In 1917, Melvin Jones, a Chicago business leader, told members of his local business club they should reach beyond business issues and address the betterment of their communities and the world. Jones' group, the Business Circle of Chicago, agreed.
After contacting similar groups around the United States, an organizational meeting was held on June 7, 1917, in Chicago, Illinois, USA. The new group took the name of one of the invited groups, the "Association of Lions Clubs," and a national convention was held in Dallas, Texas, USA in October of that year. A constitution, by-laws, objects and a code of ethics were approved.
Within three years, Lions became an international organization. Since then, we've earned high marks for both integrity and transparency. We're a well-run organization with a steady vision, a clear mission, and a long – and proud – history.
To be the global leader in community and humanitarian service.
To empower volunteers to serve their communities, meet humanitarian needs, encourage peace and promote international understanding through Lions clubs.
Lions International Purposes
- To Organize, charter and supervise service clubs to be known as Lions clubs.
- To Coordinate the activities and standardize the administration of Lions clubs.
- To Create and foster a spirit of understanding among the peoples of the world.
- To Promote the principles of good government and good citizenship.
- To Take an active interest in the civic, cultural, social and moral welfare of the community.
- To Unite the clubs in the bonds of friendship, good fellowship and mutual understanding.
- To Provide a forum for the open discussion of all matters of public interest; provided, however, that partisan politics and sectarian religion shall not be debated by club members.

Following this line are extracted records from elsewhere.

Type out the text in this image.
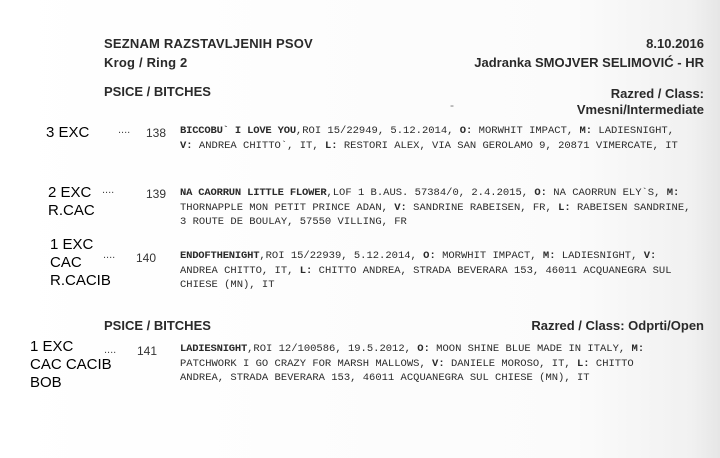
SEZNAM RAZSTAVLJENIH PSOV
Krog / Ring 2
8.10.2016
Jadranka SMOJVER SELIMOVIĆ - HR
PSICE / BITCHES	Razred / Class:
-	Vmesni/Intermediate
3 EXC	.... 138 BICCOBU` I LOVE YOU,ROI 15/22949, 5.12.2014, O: MORWHIT IMPACT, M: LADIESNIGHT,
V: ANDREA CHITTO`, IT, L: RESTORI ALEX, VIA SAN GEROLAMO 9, 20871 VIMERCATE, IT
2 EXC
R.CAC
....	139 NA CAORRUN LITTLE FLOWER,LOF 1 B.AUS. 57384/0, 2.4.2015, O: NA CAORRUN ELY`S, M:
THORNAPPLE MON PETIT PRINCE ADAN, V: SANDRINE RABEISEN, FR, L: RABEISEN SANDRINE,
3 ROUTE DE BOULAY, 57550 VILLING, FR
1 EXC
CAC
R.CACIB
.... 140 ENDOFTHENIGHT,ROI 15/22939, 5.12.2014, O: MORWHIT IMPACT, M: LADIESNIGHT, V:
ANDREA CHITTO, IT, L: CHITTO ANDREA, STRADA BEVERARA 153, 46011 ACQUANEGRA SUL
CHIESE (MN), IT
PSICE / BITCHES	Razred / Class: Odprti/Open
1 EXC
CAC CACIB
BOB
.... 141 LADIESNIGHT,ROI 12/100586, 19.5.2012, O: MOON SHINE BLUE MADE IN ITALY, M:
PATCHWORK I GO CRAZY FOR MARSH MALLOWS, V: DANIELE MOROSO, IT, L: CHITTO
ANDREA, STRADA BEVERARA 153, 46011 ACQUANEGRA SUL CHIESE (MN), IT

- To Encourage service-minded people to serve their community without personal financial reward, and to encourage efficiency and promote high ethical standards in commerce, industry, professions, public works and private endeavors.
Lions Code of Ethics
- To Show my faith in the worthiness of my vocation by industrious application to the end that I may merit a reputation for quality of service.
- To Seek success and to demand all fair remuneration or profit as my just due, but to accept no profit or success at the price of my own self-respect lost because of unfair advantage taken or because of questionable acts on my part.
- To Remember that in building up my business it is not necessary to tear down another's; to be loyal to my clients or customers and true to myself.
- Whenever a doubt arises as to the right or ethics of my position or action towards others, to resolve such doubt against myself.
- To Hold friendship as an end and not a means. To hold that true friendship exists not on account of the service performed by one another, but that true friendship demands nothing but accepts service in the spirit in which it is given.
- Always to bear in mind my obligations as a citizen to my nation, my state, and my community, as to give them my unswerving loyalty in word, act, and deed. To give them freely of my time, labor and means.
- To Aid others by giving my sympathy to those in distress, my aid to the weak, and my substance to the needy.
- To Be Careful with my criticism and liberal with my praise; to build up and not destroy.
Beginning in 1917
Chicago business leader Melvin Jones asked a simple and world-changing question – what if people put their talents to work improving their communities? Almost 100 years later, Lions Clubs International is the world's largest service club organization, with more than 1.3 million members in more than 45,000 clubs and countless stories of Lions acting on the same simple idea: let's improve our communities.
1920: Going International
Just three years after our founding, Lions became international when we established the first club in Canada. Mexico followed in 1927. In the 1950s and 1960s international growth accelerated, with new clubs in Europe, Asia and Africa.
1925: Eradicating Blindness
Helen Keller addressed the Lions Clubs International Convention in Cedar Point, Ohio, USA, and challenged Lions to become "knights of the blind in the crusade against darkness." Since then, we have worked tirelessly to aid the blind and visually impaired.
1945: Uniting Nations
The ideal of an international organization is exemplified by our enduring relationship with the United Nations. We were one of the first nongovernmental organizations invited to assist in the drafting of the United Nations Charter and have supported the work of the UN ever since.
1957: Organizing Youth Programs
In the late 1950s, we created the Leo Program to provide the youth of the world with an opportunity for personal development through volunteering. There are approximately 144,000 Leos and 5,700 Leo clubs in more than 140 countries worldwide.
1968: Establishing Our Foundation
Lions Clubs International Foundation assists Lions with global and large-scale local humanitarian projects. Through our Foundation, Lions meet the needs of their local and global communities.
1990: Launching SightFirst
Through SightFirst, Lions are restoring sight and preventing blindness on a global scale. Launched in 1990, Lions have raised more than $346 million for this initiative. SightFirst targets the major causes of blindness: cataract, trachoma, river blindness, childhood blindness, diabetic retinopathy and glaucoma.
Today: Extending Our Reach
Lions Clubs International extends our mission of service every day – in local communities, in all corners of the globe. The needs are great and our services broad, including sight, health, youth, elderly, the environment and disaster relief. Our international network has grown to include more than 200 countries and geographic areas.